Hi!
I’m really struggling with parallel code execution in Julia. I have implemented an MCMC sampler that depends on packages such as Distributions, Random, etc., as well as two other julia files which I have written. Things work well with serial execution. I have also followed the docs and gotten parallel examples to work with the DummyModule for code availability, but I cannot get my full code
to run in parallel.
I am very confused with the proper way to make code available on all cores. My code is structured like so:
SampleSources.jl --> RJMCMC.jl --> TransformImages.jl
SampleSources.jl
is the main script that is run. Inside there is a function sample_sources_main()
that looks like:
function sample_sources_main()
#do some setup
rngs = [MersenneTwister() for _ in 1:N_CHAINS]
posterior, stats = collect(pmap(do_mcmc, rngs, on_error=identity))
# write to disk
end
So I am running multiple independent simulations in parallel, and then combining them with the collect
function.
Does just this module need to be included everywhere or its dependencies as well?
I have gotten things to start to work by loading a different file which I have made to include things everywhere. The entire contents of the file are here:
@everywhere begin
using Pkg
Pkg.activate(".")
include("<absolutepath>/src/SampleSources.jl")
using .SampleSources
end
I could only get this to work with the absolute path. When it was include("src/SampleSources.jl")

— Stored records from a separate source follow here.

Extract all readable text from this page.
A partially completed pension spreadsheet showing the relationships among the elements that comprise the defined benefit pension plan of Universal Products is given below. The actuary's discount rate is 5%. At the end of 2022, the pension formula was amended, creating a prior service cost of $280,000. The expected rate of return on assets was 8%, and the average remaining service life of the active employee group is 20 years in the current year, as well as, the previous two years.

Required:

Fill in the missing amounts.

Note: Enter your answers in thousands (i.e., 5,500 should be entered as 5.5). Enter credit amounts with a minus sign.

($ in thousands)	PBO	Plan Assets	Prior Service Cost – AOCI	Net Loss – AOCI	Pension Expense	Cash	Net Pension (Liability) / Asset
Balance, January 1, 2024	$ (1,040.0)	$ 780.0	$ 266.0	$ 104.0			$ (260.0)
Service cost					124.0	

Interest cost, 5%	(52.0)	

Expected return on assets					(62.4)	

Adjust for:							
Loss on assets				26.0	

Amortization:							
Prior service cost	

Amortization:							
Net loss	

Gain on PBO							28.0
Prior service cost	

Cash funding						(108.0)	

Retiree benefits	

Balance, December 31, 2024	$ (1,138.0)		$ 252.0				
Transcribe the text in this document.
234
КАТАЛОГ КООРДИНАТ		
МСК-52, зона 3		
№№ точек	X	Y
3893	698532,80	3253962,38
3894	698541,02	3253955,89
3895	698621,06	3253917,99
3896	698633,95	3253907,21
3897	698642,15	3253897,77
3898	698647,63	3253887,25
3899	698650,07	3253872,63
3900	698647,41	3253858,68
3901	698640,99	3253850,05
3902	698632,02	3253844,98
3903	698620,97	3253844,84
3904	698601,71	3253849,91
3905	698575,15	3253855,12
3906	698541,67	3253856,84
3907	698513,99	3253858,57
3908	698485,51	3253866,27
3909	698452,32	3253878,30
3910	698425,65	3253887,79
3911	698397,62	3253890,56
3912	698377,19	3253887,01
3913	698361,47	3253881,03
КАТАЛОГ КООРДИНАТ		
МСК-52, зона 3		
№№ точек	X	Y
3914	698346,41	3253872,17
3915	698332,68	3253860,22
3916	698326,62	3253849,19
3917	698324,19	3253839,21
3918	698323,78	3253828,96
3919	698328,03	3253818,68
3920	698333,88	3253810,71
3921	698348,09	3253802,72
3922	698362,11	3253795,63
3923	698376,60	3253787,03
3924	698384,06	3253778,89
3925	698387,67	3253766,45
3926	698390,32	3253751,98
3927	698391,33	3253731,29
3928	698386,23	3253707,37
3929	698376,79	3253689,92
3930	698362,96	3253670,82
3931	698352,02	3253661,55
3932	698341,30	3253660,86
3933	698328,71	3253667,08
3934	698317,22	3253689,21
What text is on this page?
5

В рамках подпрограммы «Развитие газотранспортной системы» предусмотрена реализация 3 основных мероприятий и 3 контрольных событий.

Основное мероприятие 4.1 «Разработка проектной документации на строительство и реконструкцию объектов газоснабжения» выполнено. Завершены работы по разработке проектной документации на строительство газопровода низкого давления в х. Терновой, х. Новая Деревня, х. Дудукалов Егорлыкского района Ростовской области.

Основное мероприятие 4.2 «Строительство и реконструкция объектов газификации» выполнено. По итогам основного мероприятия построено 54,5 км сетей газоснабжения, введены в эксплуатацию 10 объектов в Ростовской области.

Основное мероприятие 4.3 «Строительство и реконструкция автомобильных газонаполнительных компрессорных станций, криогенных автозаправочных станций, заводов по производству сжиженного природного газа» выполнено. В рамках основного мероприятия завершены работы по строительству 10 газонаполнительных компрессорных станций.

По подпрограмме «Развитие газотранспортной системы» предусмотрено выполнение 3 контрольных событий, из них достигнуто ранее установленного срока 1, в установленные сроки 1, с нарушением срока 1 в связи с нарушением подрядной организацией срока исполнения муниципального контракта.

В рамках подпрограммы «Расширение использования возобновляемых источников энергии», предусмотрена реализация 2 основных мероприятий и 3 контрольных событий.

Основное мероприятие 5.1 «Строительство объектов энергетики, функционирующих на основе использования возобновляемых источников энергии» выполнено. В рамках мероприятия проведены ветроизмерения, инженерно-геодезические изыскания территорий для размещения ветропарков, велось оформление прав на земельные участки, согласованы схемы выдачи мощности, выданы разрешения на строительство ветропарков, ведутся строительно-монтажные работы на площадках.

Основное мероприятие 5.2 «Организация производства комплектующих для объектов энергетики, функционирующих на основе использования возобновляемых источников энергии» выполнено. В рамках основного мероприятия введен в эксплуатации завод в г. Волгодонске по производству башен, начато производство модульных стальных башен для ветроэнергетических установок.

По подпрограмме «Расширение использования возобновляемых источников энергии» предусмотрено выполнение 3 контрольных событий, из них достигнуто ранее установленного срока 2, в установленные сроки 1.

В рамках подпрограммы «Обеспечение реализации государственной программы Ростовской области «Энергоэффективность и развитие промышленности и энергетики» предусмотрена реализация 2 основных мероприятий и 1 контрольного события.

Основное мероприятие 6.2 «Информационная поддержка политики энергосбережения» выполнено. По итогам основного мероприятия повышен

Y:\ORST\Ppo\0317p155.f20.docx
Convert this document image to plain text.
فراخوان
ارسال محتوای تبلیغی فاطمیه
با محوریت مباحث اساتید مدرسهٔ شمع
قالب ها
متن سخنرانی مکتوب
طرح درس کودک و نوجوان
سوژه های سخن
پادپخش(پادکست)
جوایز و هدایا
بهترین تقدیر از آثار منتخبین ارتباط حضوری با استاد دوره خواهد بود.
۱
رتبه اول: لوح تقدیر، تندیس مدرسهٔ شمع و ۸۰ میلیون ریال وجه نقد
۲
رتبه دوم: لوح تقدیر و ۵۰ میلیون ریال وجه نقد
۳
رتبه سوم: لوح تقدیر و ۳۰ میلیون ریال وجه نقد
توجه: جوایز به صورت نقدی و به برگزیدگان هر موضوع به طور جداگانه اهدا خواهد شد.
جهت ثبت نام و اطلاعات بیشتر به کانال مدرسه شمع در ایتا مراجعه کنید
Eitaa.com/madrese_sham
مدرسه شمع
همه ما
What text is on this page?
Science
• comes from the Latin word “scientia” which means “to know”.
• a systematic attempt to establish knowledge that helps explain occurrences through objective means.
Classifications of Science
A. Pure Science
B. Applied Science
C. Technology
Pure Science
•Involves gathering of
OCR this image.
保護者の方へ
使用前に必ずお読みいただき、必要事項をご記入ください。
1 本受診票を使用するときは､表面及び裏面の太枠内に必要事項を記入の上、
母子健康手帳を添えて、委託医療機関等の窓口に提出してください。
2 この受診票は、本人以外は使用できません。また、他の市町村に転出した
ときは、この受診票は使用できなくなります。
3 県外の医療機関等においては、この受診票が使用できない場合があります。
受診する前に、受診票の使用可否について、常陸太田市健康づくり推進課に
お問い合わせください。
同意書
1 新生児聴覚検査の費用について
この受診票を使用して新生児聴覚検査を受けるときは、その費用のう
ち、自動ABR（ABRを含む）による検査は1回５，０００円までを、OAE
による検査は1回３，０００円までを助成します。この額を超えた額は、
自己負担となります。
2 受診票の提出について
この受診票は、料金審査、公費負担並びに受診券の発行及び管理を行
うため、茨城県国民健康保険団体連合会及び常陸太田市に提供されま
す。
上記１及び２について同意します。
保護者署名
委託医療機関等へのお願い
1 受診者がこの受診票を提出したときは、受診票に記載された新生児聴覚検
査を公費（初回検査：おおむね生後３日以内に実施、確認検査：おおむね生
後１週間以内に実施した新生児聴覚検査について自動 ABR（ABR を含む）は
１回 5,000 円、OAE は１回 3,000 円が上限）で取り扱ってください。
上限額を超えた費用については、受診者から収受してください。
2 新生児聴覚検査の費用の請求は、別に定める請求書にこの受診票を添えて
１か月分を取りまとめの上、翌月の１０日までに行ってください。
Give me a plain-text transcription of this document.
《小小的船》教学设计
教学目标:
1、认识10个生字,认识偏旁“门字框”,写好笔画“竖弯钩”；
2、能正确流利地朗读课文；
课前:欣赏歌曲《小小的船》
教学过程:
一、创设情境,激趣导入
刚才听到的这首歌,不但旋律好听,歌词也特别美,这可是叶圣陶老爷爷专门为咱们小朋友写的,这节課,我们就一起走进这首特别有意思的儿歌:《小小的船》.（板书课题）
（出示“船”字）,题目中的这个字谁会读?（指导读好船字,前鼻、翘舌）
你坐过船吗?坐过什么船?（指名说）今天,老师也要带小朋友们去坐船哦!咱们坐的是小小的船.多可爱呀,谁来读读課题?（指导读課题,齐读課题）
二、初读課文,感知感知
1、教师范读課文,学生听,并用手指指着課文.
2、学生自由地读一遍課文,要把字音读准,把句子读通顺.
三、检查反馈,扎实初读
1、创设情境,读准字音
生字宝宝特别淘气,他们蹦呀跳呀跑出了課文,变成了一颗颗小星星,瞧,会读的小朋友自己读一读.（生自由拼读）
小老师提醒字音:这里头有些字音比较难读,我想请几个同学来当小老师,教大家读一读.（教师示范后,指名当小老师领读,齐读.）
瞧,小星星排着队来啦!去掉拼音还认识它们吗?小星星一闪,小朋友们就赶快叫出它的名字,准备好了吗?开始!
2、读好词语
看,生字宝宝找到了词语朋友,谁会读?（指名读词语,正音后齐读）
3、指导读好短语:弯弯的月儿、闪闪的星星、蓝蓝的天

I’d recieve the error: No file named <path>/src/src/SampleSources.jl
. When it was include(“SampleSources.jl”) I’d receive the error: No file named <path>/SampleSources.jl
. I’d run everything from the package directory above src
. That’s another issue but not blocking at least…
Finally I’d execute the program by running julia -p 2 --project=Project.toml -L src/PLoad.jl
and then executing SampleSources.sample_sources_main()
in the shell. Things finally started to work! However, I’d receive a KeyError in the collect function. When running this same code in “parallel” with just 1 worker (starting julia without the “-p” flag) I do not receive this error. Upon inspecting the dictionaries, it is clear that the key exists. However, the dictionary is keyed on an enum defined in RJMCMC.jl, a dependency of the main SampleSources file. Could this be the issue? I’m really struggling to figure this out. As this function is executed after the pmap
call, isn’t this run on the base process for which the code availability issue shouldn’t exist?
I’m really not sure what the right workflow is for setting up code to run in parallel like this is, and it seems I have almost gotten this to work without even knowing why.